Minnesota in 2007, and probably now, got around this explicit sentencing to A.A. by indirection -- requiring out-patient evaluation and treatment and then requiring that we follow the treatment center's recommendations. In my case the treatment center's recommendations included A.A. attendance. I could have fought that, but since I had a jail sentence hanging over me as leverage, I decided not to.

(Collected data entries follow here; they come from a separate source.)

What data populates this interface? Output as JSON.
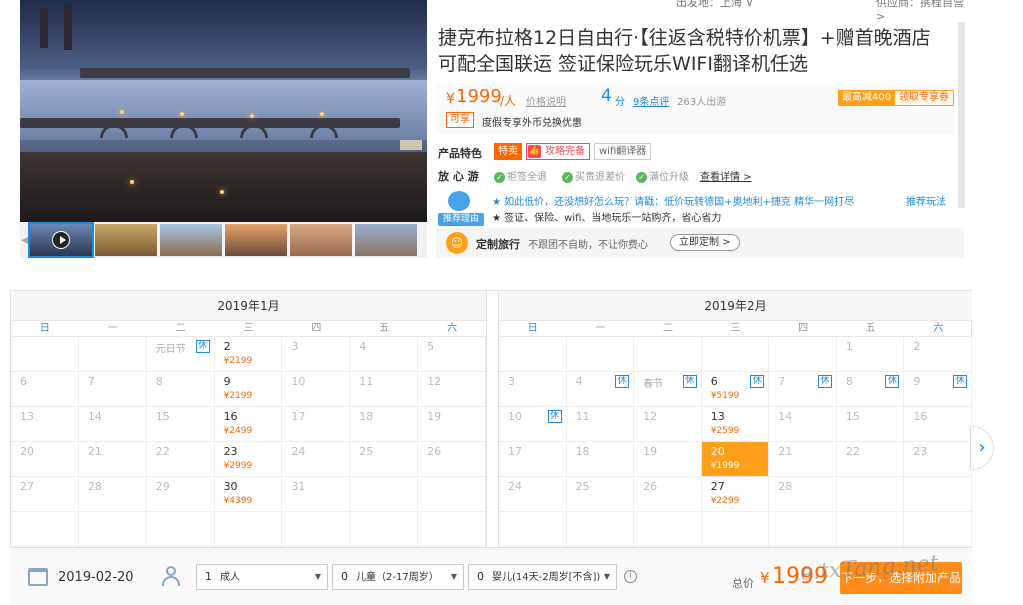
{
  "header": {
    "departure": "出发地：上海 ∨",
    "departure_right": "供应商：携程自营 >"
  },
  "product": {
    "title": "捷克布拉格12日自由行·【往返含税特价机票】+赠首晚酒店 可配全国联运 签证保险玩乐WIFI翻译机任选",
    "price_currency": "¥",
    "price_value": "1999",
    "price_unit": "/人",
    "price_note": "价格说明",
    "score": "4",
    "score_unit": "分",
    "reviews": "9条点评",
    "travelers": "263人出游",
    "coupon_max": "最高减400",
    "coupon_claim": "领取专享券",
    "tag_ok": "可享",
    "tag_ok_text": "度假专享外币兑换优惠"
  },
  "features": {
    "label": "产品特色",
    "items": [
      "特卖",
      "攻略完备",
      "wifi翻译器"
    ]
  },
  "safety": {
    "label": "放 心 游",
    "items": [
      "拒签全退",
      "买贵退差价",
      "满位升级"
    ],
    "detail": "查看详情 >"
  },
  "reason": {
    "badge": "推荐理由",
    "line1": "★ 如此低价，还没想好怎么玩？请戳：低价玩转德国+奥地利+捷克 精华一网打尽",
    "line2": "★ 签证、保险、wifi、当地玩乐一站购齐，省心省力",
    "more": "推荐玩法"
  },
  "custom": {
    "title": "定制旅行",
    "desc": "不跟团不自助，不让你费心",
    "button": "立即定制 >"
  },
  "calendar": {
    "weekdays": [
      "日",
      "一",
      "二",
      "三",
      "四",
      "五",
      "六"
    ],
    "holiday_label": "休",
    "months": [
      {
        "title": "2019年1月",
        "cells": [
          {
            "d": ""
          },
          {
            "d": ""
          },
          {
            "fest": "元日节",
            "hol": true
          },
          {
            "d": "2",
            "p": "¥2199"
          },
          {
            "d": "3"
          },
          {
            "d": "4"
          },
          {
            "d": "5"
          },
          {
            "d": "6"
          },
          {
            "d": "7"
          },
          {
            "d": "8"
          },
          {
            "d": "9",
            "p": "¥2199"
          },
          {
            "d": "10"
          },
          {
            "d": "11"
          },
          {
            "d": "12"
          },
          {
            "d": "13"
          },
          {
            "d": "14"
          },
          {
            "d": "15"
          },
          {
            "d": "16",
            "p": "¥2499"
          },
          {
            "d": "17"
          },
          {
            "d": "18"
          },
          {
            "d": "19"
          },
          {
            "d": "20"
          },
          {
            "d": "21"
          },
          {
            "d": "22"
          },
          {
            "d": "23",
            "p": "¥2999"
          },
          {
            "d": "24"
          },
          {
            "d": "25"
          },
          {
            "d": "26"
          },
          {
            "d": "27"
          },
          {
            "d": "28"
          },
          {
            "d": "29"
          },
          {
            "d": "30",
            "p": "¥4399"
          },
          {
            "d": "31"
          },
          {
            "d": ""
          },
          {
            "d": ""
          },
          {
            "d": ""
          },
          {
            "d": ""
          },
          {
            "d": ""
          },
          {
            "d": ""
          },
          {
            "d": ""
          },
          {
            "d": ""
          },
          {
            "d": ""
          }
        ]
      },
      {
        "title": "2019年2月",
        "cells": [
          {
            "d": ""
          },
          {
            "d": ""
          },
          {
            "d": ""
          },
          {
            "d": ""
          },
          {
            "d": ""
          },
          {
            "d": "1"
          },
          {
            "d": "2"
          },
          {
            "d": "3"
          },
          {
            "d": "4",
            "hol": true
          },
          {
            "fest": "春节",
            "hol": true
          },
          {
            "d": "6",
            "p": "¥5199",
            "hol": true
          },
          {
            "d": "7",
            "hol": true
          },
          {
            "d": "8",
            "hol": true
          },
          {
            "d": "9",
            "hol": true
          },
          {
            "d": "10",
            "hol": true
          },
          {
            "d": "11"
          },
          {
            "d": "12"
          },
          {
            "d": "13",
            "p": "¥2599"
          },
          {
            "d": "14"
          },
          {
            "d": "15"
          },
          {
            "d": "16"
          },
          {
            "d": "17"
          },
          {
            "d": "18"
          },
          {
            "d": "19"
          },
          {
            "d": "20",
            "p": "¥1999",
            "sel": true
          },
          {
            "d": "21"
          },
          {
            "d": "22"
          },
          {
            "d": "23"
          },
          {
            "d": "24"
          },
          {
            "d": "25"
          },
          {
            "d": "26"
          },
          {
            "d": "27",
            "p": "¥2299"
          },
          {
            "d": "28"
          },
          {
            "d": ""
          },
          {
            "d": ""
          },
          {
            "d": ""
          },
          {
            "d": ""
          },
          {
            "d": ""
          },
          {
            "d": ""
          },
          {
            "d": ""
          },
          {
            "d": ""
          },
          {
            "d": ""
          }
        ]
      }
    ]
  },
  "booking": {
    "date": "2019-02-20",
    "adults_num": "1",
    "adults_label": "成人",
    "children_num": "0",
    "children_label": "儿童（2-17周岁）",
    "infants_num": "0",
    "infants_label": "婴儿(14天-2周岁[不含])",
    "total_label": "总价",
    "total_currency": "¥",
    "total_value": "1999",
    "button": "下一步，选择附加产品"
  },
  "watermark": "e.txTang.net",
  "colors": {
    "accent": "#ff8b1b",
    "price": "#ff6600",
    "link": "#1f8be0"
  }
}
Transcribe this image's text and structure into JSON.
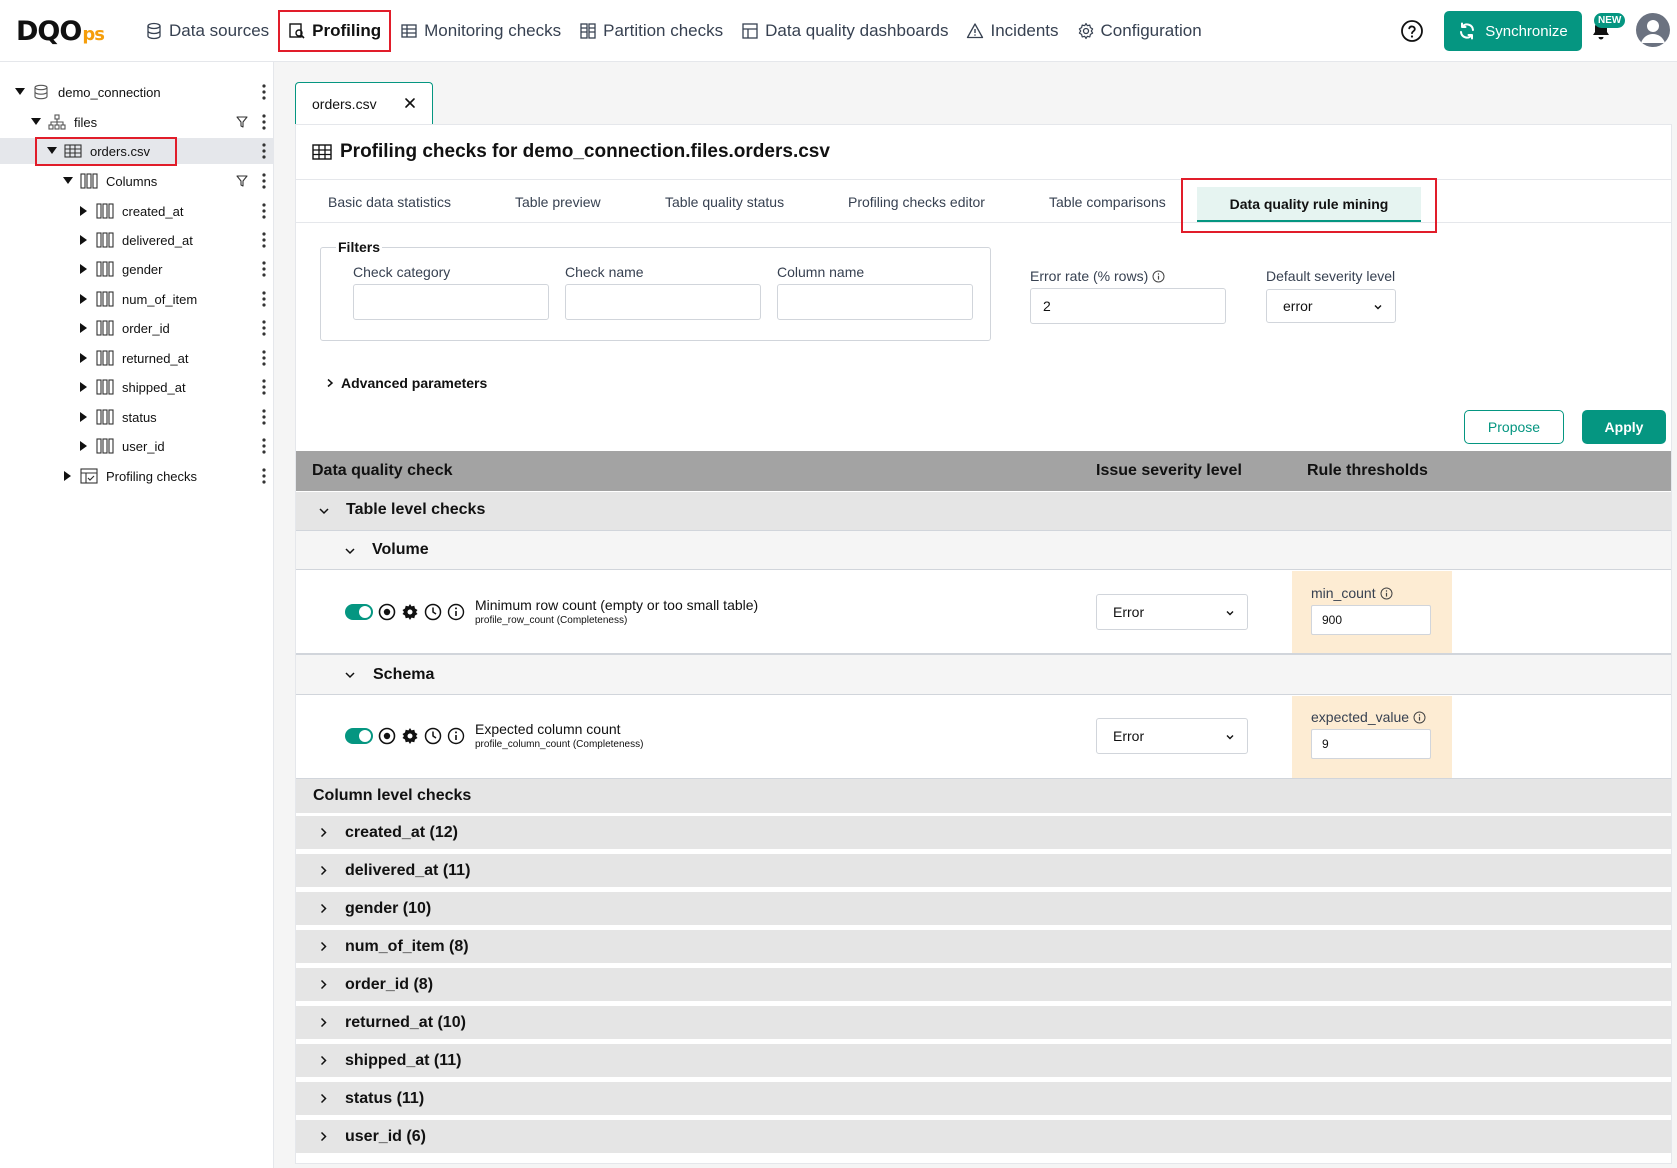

Fortunately it was only once a week attendance for a year.
I went to many "We Agnostics" A.A. meetings, and some "Addiction Busters" (a secular non-AA group) meetings, as a substitute for some of the A.A. meeting requirements, and probation didn't complain.
The Agnostic A.A. meeting movement has grown rapidly in the last few years, and I am grateful to A.A. that these have been allowed.
https://aaagnostica.org/
List of secular A.A. meetings https://secularaa.org/meetings/?tsml-day=any
There are also alternatives to A.A. that one can Google by searching on "A.A. alternatives"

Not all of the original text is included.